History

United States
- Namesake: USS Helenita
- Owner: Marine Aviation Corps
- Laid down: date unknown
- Acquired: by the Navy in 1919
- In service: February 1919
- Out of service: August 1919
- Stricken: not known
- Home port: Norfolk, Virginia
- Fate: Loaned to the City of Norfolk, Virginia, Department of Public Safety; later sold on 22 June 1923

General characteristics
- Type: Motorboat
- Displacement: not known
- Length: 45 ft (14 m)
- Beam: 11 ft 8 in (3.56 m)
- Draft: not known
- Propulsion: not known
- Speed: not known
- Complement: not known
- Armament: not known

= USS Helenita (YP-2230) =

USS Helenita (YP-2230) was a motorboat acquired by the U.S. Navy during World War I. She was configured as a district patrol craft, and was used to patrol the Norfolk, Virginia, waterways.
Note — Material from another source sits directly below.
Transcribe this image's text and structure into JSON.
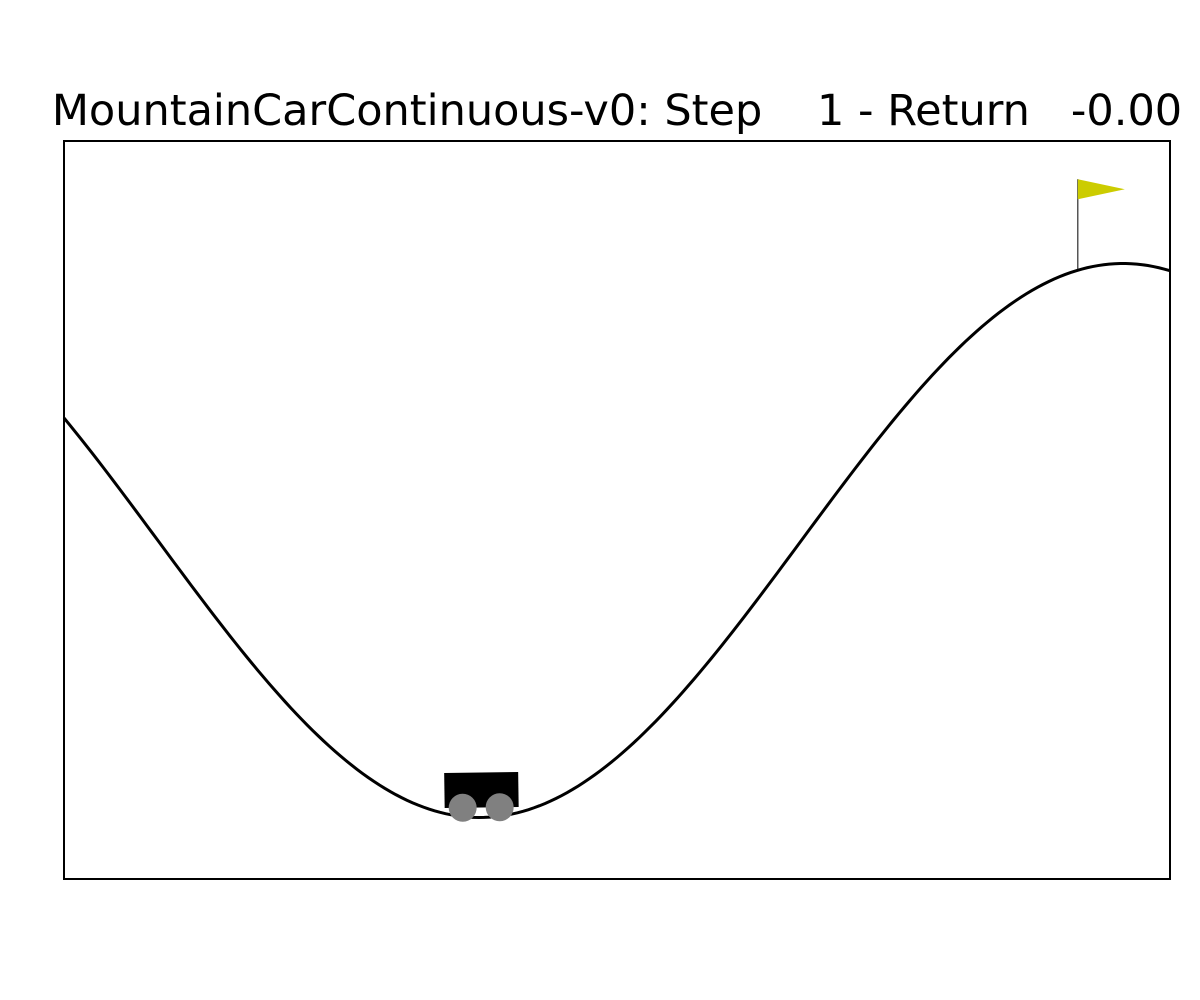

She was then loaned to the city of Norfolk before eventually being sold as excess to needs.

== Built as a motorboat ==

The second military vessel to be so named by the U.S. Navy, Helenita was a small wooden motor boat acquired by the Navy in 1919, probably from the Marine Aviation Corps.

== World War I service ==

She was used as a district patrol craft in the 5th Naval District, Norfolk, Virginia, from February to August 1919.
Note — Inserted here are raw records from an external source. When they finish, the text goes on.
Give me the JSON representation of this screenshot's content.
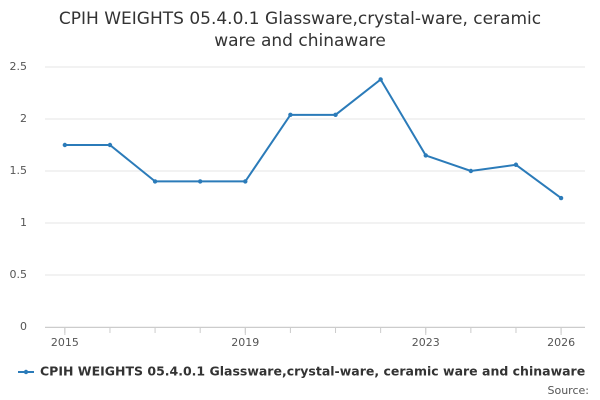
{
  "chart_data": {
    "type": "line",
    "title": "CPIH WEIGHTS 05.4.0.1 Glassware,crystal-ware, ceramic ware and chinaware",
    "x": [
      2015,
      2016,
      2017,
      2018,
      2019,
      2020,
      2021,
      2022,
      2023,
      2024,
      2025,
      2026
    ],
    "series": [
      {
        "name": "CPIH WEIGHTS 05.4.0.1 Glassware,crystal-ware, ceramic ware and chinaware",
        "color": "#2b7bb9",
        "values": [
          1.75,
          1.75,
          1.4,
          1.4,
          1.4,
          2.04,
          2.04,
          2.38,
          1.65,
          1.5,
          1.56,
          1.24
        ]
      }
    ],
    "xlim": [
      2014.56,
      2026.53
    ],
    "xticks": [
      2015,
      2019,
      2023,
      2026
    ],
    "ylim": [
      0,
      2.5
    ],
    "yticks": [
      0,
      0.5,
      1,
      1.5,
      2,
      2.5
    ],
    "grid": true,
    "source": "Source:"
  }
}
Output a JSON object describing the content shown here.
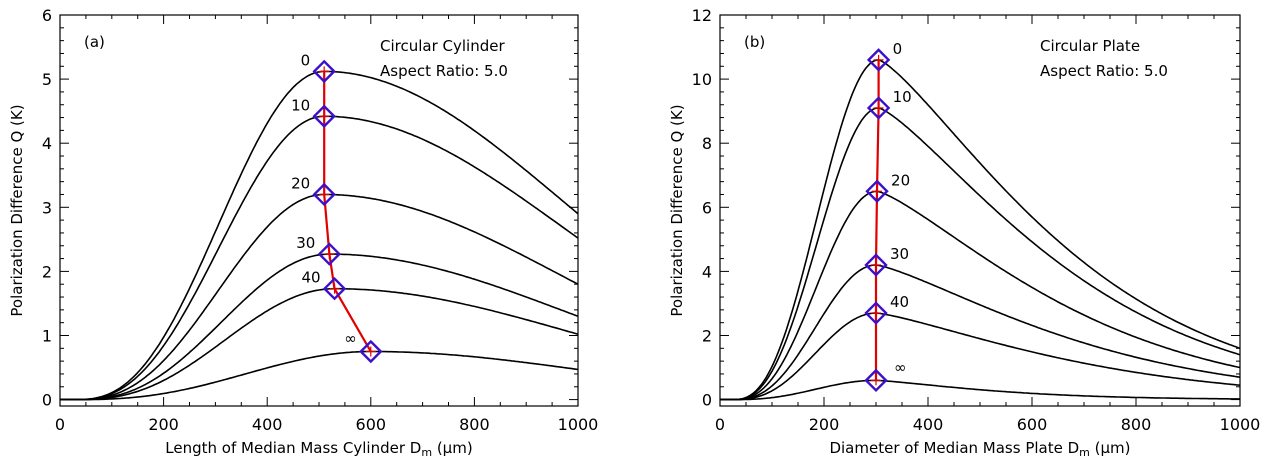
{
  "chart_data": [
    {
      "type": "line",
      "panel_label": "(a)",
      "annotation_lines": [
        "Circular Cylinder",
        "Aspect Ratio: 5.0"
      ],
      "xlabel": "Length of Median Mass Cylinder D",
      "xlabel_sub": "m",
      "xlabel_unit": " (μm)",
      "ylabel": "Polarization Difference Q (K)",
      "xlim": [
        0,
        1000
      ],
      "ylim": [
        -0.1,
        6
      ],
      "xticks": [
        0,
        200,
        400,
        600,
        800,
        1000
      ],
      "yticks": [
        0,
        1,
        2,
        3,
        4,
        5,
        6
      ],
      "onset": 30,
      "decay_width": 2.0,
      "series": [
        {
          "label": "0",
          "peak_x": 510,
          "peak_y": 5.12,
          "end_y": 2.9
        },
        {
          "label": "10",
          "peak_x": 510,
          "peak_y": 4.42,
          "end_y": 2.52
        },
        {
          "label": "20",
          "peak_x": 510,
          "peak_y": 3.2,
          "end_y": 1.8
        },
        {
          "label": "30",
          "peak_x": 520,
          "peak_y": 2.27,
          "end_y": 1.3
        },
        {
          "label": "40",
          "peak_x": 530,
          "peak_y": 1.73,
          "end_y": 1.02
        },
        {
          "label": "∞",
          "peak_x": 600,
          "peak_y": 0.75,
          "end_y": 0.47
        }
      ]
    },
    {
      "type": "line",
      "panel_label": "(b)",
      "annotation_lines": [
        "Circular Plate",
        "Aspect Ratio: 5.0"
      ],
      "xlabel": "Diameter of Median Mass Plate D",
      "xlabel_sub": "m",
      "xlabel_unit": " (μm)",
      "ylabel": "Polarization Difference Q (K)",
      "xlim": [
        0,
        1000
      ],
      "ylim": [
        -0.2,
        12
      ],
      "xticks": [
        0,
        200,
        400,
        600,
        800,
        1000
      ],
      "yticks": [
        0,
        2,
        4,
        6,
        8,
        10,
        12
      ],
      "onset": 25,
      "decay_width": 1.3,
      "series": [
        {
          "label": "0",
          "peak_x": 305,
          "peak_y": 10.6,
          "end_y": 1.6
        },
        {
          "label": "10",
          "peak_x": 305,
          "peak_y": 9.1,
          "end_y": 1.4
        },
        {
          "label": "20",
          "peak_x": 302,
          "peak_y": 6.5,
          "end_y": 1.0
        },
        {
          "label": "30",
          "peak_x": 300,
          "peak_y": 4.2,
          "end_y": 0.7
        },
        {
          "label": "40",
          "peak_x": 300,
          "peak_y": 2.7,
          "end_y": 0.45
        },
        {
          "label": "∞",
          "peak_x": 300,
          "peak_y": 0.6,
          "end_y": 0.02
        }
      ]
    }
  ]
}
== On loan to Norfolk, Virginia ==

In August 1919 she was transferred to the City of Norfolk, Virginia, Department of Public Safety. Transferred 30 August, Helenita served the city until 1 December 1922, when she was returned to the Navy at Norfolk.

== Final disposition ==

She was finally sold to H. W. Bleckley, Milwaukee, Wisconsin, 22 June 1923.